PART III TRANSACTIONS
Chapter 17 Composite operations
Objectives
To extend the study of atomic operations to those which comprise lower level atomic operations. To study the problems deriving from concurrent execution and crashes.
Points to emphasise
- We assume that concurrency control at the level of a single operation (to achieve atomic execution) is enforced by some means as described in Part II.
- An operation which is meaningful at some level may comprise lower level operations that already exist as atomic operations in their own right.
- It is desirable, to achieve high performance, to allow concurrent (interleaved) execution of the components of high level operations.
- Uncontrolled concurrent execution can lead to incorrect system state and incorrect output to the client.
- An attempt, based on locking, to control the interleaving and avoid these problems can lead to deadlock.
- A crash part way through a composite operation can leave persistent state inconsistent. Some sub-operations have completed, some haven’t.
- We shall use the object model introduced here as a basis for reasoning throughout Part III. It is set up in more detail in Chapter 18.
Possible difficulties
The conceptual difficulty lies in considering levels of atomicity. In Part II we constructed atomic operations from a number of machine instructions. We are now constructing higher level atomic operations from atomic operations. Why are the problems different? Because we do not execute (implement) the high level composite operation as a single atomic operation but allow the execution of its components to be interleaved.

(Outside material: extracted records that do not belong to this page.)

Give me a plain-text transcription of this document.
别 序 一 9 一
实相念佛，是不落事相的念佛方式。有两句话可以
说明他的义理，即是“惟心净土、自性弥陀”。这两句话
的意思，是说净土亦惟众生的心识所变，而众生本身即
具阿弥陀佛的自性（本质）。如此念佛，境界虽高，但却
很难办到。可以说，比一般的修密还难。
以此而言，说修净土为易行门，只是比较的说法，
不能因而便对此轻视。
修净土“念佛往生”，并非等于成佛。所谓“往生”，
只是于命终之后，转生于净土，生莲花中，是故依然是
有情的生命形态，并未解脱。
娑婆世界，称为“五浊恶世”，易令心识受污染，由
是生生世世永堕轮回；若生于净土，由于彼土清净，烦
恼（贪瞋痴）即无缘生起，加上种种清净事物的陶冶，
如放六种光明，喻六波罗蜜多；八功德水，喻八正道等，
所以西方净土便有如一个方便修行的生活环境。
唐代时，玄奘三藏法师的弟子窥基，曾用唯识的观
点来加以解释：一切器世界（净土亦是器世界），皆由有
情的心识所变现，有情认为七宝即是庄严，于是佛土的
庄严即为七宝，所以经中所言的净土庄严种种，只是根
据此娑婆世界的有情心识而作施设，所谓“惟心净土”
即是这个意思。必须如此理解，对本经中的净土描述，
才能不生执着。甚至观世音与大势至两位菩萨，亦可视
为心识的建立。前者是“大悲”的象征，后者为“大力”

The material should be straightforward at a superficial level as it is just setting up problems that we have to solve.
Teaching hints
- Ask the students why we shouldn’t implement the execution of every meaningful operation, however high level, as an atomic operation. Get them to convince themselves that interleaved execution is a good thing to aim for. Draw on familiar examples from DB. Speculate on the performance of an OS that single-threads through every composite operation.
- Discuss concurrency control (done in Part II) and crash recovery for Chapter 14’s single atomic operation.
- Discuss the likelihood of conflict in practical examples. Prepare the ground for a later discussion of pessimistic and optimistic approaches to concurrency control.
- Deadlock is traditionally introduced with the Part II material. It may be of interest to say so and to give examples from OS and concurrent programming. Or wait until the next chapter.
- Cover the object model in the example in Section 16.5 to prepare the ground for later chapters.